Fue su padre quien primero advirtió –y tendría el marqués tres o cuatro años– que, con la ira, su cara se parecía la de un conejo royendo y toda la familia estuvo de acuerdo. Así que cuando lo veían a punto de estallar comentaban: “Se le está poniendo cara de conejo”. Pero no lo decían con intención cómica, sino alarmados por lo que se avecinaba. Y es que los accesos de cólera del marqués eran terribles.

–¿Y la segunda, Serafín? –dijo–.

–La otra es el profesor de música, señor marqués.

–¿Qué le pasa a don Julián? –preguntó intrigado–.

–Me ha dicho un amigo mío que es el que manda en la Federación de Trabajadores del Campo, que ya sabe usted cómo se las gastan. Esos anarquistas dicen que nos defienden a los trabajadores, pero son capaces de incendiar cosechas, de asaltar cortijos para robar pan o hasta de matar a otros trabajadores. Sin ir más lejos, acuérdese usted, señor marqués, de Núñez el del ventorrillo de la Viuda, que dicen ellos que lo ajusticiaron por trabajar a destajo y tijera, en lugar de a hoz, en la viña y después resulta que lo que ocurría era que tenía un problema de linde con ese Juan Galán que lo mató.

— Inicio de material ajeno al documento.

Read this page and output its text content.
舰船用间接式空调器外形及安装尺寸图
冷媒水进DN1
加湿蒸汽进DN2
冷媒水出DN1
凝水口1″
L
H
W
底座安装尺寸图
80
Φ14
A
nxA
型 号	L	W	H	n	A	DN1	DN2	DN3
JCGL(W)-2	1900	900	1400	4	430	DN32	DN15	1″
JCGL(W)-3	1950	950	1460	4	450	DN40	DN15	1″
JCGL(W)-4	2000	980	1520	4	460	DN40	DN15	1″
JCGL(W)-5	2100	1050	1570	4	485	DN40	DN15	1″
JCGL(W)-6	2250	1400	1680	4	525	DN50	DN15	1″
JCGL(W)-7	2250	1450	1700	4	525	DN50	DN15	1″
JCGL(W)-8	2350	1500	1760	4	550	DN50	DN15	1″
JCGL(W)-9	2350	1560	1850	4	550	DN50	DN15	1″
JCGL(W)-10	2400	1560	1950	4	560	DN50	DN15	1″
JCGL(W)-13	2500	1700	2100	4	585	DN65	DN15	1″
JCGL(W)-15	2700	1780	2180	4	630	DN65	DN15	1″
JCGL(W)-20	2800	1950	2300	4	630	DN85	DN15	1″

–Sí, es un problema tremendo el que están creando. Menos mal que está la Guardia Civil para perseguirlos –respondió el marqués–.

Le debió de parecer que el tono coloquial de su respuesta podría hacer pensar a su cochero que aquello era una charla amistosa y torció el gesto.

–Así que, según tú, don Julián es quien manda en la Federación. La verdad es que lo dudo, pero no voy a arriesgarme a poner en peligro a mi hija, no vaya a ser que la secuestren u otra cosa peor… Espero –siguió con tono serio– que tu informador te haya dicho la verdad; si no, tendrás que responder de lo que me acabas de contar. Puedes irte.

Iba ya a despedirse el cochero cuando oyó decir al marqués:

–Por cierto, Serafín, no se te ocurra repetir a nadie lo que me has contado.

–Descuide, señor marqués.

Se dio media vuelta y se marchó sonriente: “Ganarse la confianza del amo siempre es provechoso”, se iba diciendo.

También al marqués, como a su cochero, le pareció inadmisible la relación entre su hija y el hijo de uno de sus trabajadores, pero, después de pensar en ello durante un rato, llegó a la conclusión de que el aprovechamiento y el interés por el piano que había adquirido su hija últimamente merecían que hiciera la vista gorda. “El tiempo –se dijo– pondrá a cada uno en el sitio que le corresponde por su cuna”.